MEULABOH, Independen News – Pelaksana Tugas (Plt.) Kepala Dinas Pekerjaan Umum dan Penataan Ruang (PUPR) Aceh Barat turut hadir dalam kegiatan “Berkantor Sehari di Gampong” yang digelar di Gampong Peulanteu, Rabu (13/5/2026). Kegiatan tersebut dipimpin langsung oleh Bupati Aceh Barat, Tarmizi, SP., bersama Said Fadheil, SH.
Kegiatan itu juga melibatkan seluruh Satuan Kerja Perangkat Kabupaten (SKPK) serta para camat di lingkungan Pemerintah Kabupaten Aceh Barat sebagai bentuk pendekatan pelayanan langsung kepada masyarakat.
Berbagai layanan publik disediakan secara terpadu dalam kegiatan tersebut. Mulai dari pemeriksaan kesehatan gratis, layanan Dokmaru, pustaka keliling, pelayanan administrasi kependudukan, pelayanan perizinan, operasi pasar murah, hingga promosi dan penjualan hasil pertanian masyarakat setempat.
Kehadiran berbagai layanan itu disambut antusias warga karena memudahkan masyarakat memperoleh pelayanan tanpa harus datang ke pusat kota.

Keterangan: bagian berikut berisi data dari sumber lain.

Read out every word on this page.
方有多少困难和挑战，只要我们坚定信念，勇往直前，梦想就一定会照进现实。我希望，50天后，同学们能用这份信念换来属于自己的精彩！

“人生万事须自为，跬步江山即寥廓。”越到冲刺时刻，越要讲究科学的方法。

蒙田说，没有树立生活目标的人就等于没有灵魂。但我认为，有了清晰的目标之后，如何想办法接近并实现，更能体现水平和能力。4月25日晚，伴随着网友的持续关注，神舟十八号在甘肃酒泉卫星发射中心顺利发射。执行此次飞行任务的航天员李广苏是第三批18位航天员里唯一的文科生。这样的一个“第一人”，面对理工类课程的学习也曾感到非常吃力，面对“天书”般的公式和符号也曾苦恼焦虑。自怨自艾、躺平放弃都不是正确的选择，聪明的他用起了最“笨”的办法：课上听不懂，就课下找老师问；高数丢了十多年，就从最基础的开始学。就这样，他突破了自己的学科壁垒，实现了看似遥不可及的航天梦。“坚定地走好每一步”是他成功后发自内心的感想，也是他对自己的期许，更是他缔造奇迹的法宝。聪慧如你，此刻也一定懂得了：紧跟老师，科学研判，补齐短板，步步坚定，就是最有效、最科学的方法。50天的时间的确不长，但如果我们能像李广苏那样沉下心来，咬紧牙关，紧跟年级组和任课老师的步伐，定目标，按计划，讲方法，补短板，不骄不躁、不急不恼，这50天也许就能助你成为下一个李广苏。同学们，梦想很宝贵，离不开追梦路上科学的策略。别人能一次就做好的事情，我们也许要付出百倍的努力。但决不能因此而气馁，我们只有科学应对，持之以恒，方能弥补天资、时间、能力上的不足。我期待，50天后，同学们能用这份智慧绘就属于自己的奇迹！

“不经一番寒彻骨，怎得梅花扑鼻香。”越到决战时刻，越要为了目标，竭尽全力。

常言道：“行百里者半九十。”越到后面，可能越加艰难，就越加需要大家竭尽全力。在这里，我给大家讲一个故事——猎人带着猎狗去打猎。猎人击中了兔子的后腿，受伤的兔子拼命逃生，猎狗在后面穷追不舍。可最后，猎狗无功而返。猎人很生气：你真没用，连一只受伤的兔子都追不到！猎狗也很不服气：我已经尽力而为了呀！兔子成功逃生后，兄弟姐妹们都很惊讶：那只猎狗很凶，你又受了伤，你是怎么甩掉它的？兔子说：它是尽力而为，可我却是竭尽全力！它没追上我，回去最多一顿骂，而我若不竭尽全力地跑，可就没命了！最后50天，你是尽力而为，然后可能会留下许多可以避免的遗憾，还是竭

Dalam keterangannya, Plt. Kadis PUPR Aceh Barat, Fadly Octora, ST., menyampaikan bahwa kegiatan berkantor di gampong menjadi langkah nyata pemerintah daerah dalam mendekatkan pelayanan sekaligus mendengar langsung aspirasi masyarakat.
“Kegiatan ini merupakan bentuk komitmen Pemerintah Kabupaten Aceh Barat untuk hadir langsung di tengah masyarakat. Dengan turun ke gampong, kita dapat melihat kondisi riil serta mendengar kebutuhan masyarakat secara langsung, khususnya terkait pembangunan infrastruktur dan pelayanan dasar,” ujar Fadly.
Ia menambahkan, Dinas PUPR Aceh Barat siap mendukung program pembangunan yang menyentuh kebutuhan masyarakat, baik peningkatan jalan, drainase, fasilitas umum, maupun infrastruktur pendukung lainnya.
Sementara itu, Bupati Aceh Barat, Tarmizi, SP., menegaskan bahwa program “Berkantor Sehari di Gampong” akan terus dilaksanakan secara berkelanjutan sebagai upaya memperkuat pelayanan pemerintah kepada masyarakat hingga ke tingkat desa.
Menurutnya, pemerintah tidak hanya hadir secara administratif, tetapi juga harus mampu memberikan solusi langsung terhadap berbagai persoalan yang dihadapi masyarakat.
Kegiatan berlangsung penuh keakraban dan diakhiri dengan dialog bersama masyarakat guna menyerap aspirasi serta masukan untuk pembangunan daerah ke depan.